Experimental Study on Mechanical Properties of CFRP-Confined Concrete Columns under Continuous Semi-Submergence of Sulfate

Abstract

To investigate the mechanical properties of carbon-fiber-reinforced-polymer (CFRP)-restrained concrete in a saline soil environment, the degradation of the mechanical properties of CFRP-restrained concrete columns under the effect of continuous sulfate semisoak erosion is investigated based on sulfate continuous semisoak erosion, and unrestrained concrete columns with the same specifications are used in comparison tests.
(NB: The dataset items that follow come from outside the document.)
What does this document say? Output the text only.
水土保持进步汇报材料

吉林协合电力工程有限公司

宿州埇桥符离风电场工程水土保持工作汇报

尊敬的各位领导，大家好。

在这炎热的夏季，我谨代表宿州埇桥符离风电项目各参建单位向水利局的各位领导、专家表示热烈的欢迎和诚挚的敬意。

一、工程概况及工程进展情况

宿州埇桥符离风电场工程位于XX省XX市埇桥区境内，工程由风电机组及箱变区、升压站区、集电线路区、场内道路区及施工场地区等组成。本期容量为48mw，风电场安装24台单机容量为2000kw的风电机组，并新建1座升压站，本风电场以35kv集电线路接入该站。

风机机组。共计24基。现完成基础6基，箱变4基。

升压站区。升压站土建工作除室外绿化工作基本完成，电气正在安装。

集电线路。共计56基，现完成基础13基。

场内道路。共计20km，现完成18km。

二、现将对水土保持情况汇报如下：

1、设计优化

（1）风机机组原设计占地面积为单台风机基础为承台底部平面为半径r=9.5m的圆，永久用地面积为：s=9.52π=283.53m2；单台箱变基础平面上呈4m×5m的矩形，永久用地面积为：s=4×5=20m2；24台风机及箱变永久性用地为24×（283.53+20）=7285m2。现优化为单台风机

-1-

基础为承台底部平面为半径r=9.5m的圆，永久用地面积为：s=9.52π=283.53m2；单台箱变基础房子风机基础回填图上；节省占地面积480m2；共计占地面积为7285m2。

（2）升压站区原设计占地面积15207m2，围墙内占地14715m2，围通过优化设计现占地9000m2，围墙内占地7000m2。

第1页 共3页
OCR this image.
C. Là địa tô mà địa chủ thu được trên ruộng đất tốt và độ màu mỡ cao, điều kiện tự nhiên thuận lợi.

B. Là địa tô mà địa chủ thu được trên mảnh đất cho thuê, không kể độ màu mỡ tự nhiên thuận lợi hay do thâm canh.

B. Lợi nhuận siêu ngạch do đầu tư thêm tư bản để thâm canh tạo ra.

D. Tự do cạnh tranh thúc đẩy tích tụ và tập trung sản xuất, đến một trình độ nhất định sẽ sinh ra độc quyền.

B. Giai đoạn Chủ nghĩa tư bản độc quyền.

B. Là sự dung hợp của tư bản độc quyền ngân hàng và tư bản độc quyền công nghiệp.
The results show that the strength, stiffness, and ductility of both plain concrete columns and CFRP-confined concrete columns first increase and then decrease after the continuous semi-submersion erosion by sulfate; compared with plain concrete columns, the decline rates of strength and stiffness of CFRP-confined concrete columns are significantly lower, and the CFRP demonstrates a certain protective effect on the core concrete. Through a regression analysis of experimental data, strength and ultimate strain models of CFRP-confined concrete columns under the continuous semi-submergence of sulfate are proposed based on the existing ultimate strength and ultimate strain models of CFRP-confined ordinary concrete columns, and a stress–strain model of CFRP-confined concrete columns under the continuous semi-submergence of sulfate is established. Based on a comparison with experimental data, the model prediction curves indicate good agreement with the experimental curves and can therefore provide a theoretical basis and practical reference for CFRP-reinforced semi-submerged concrete in saline soil areas.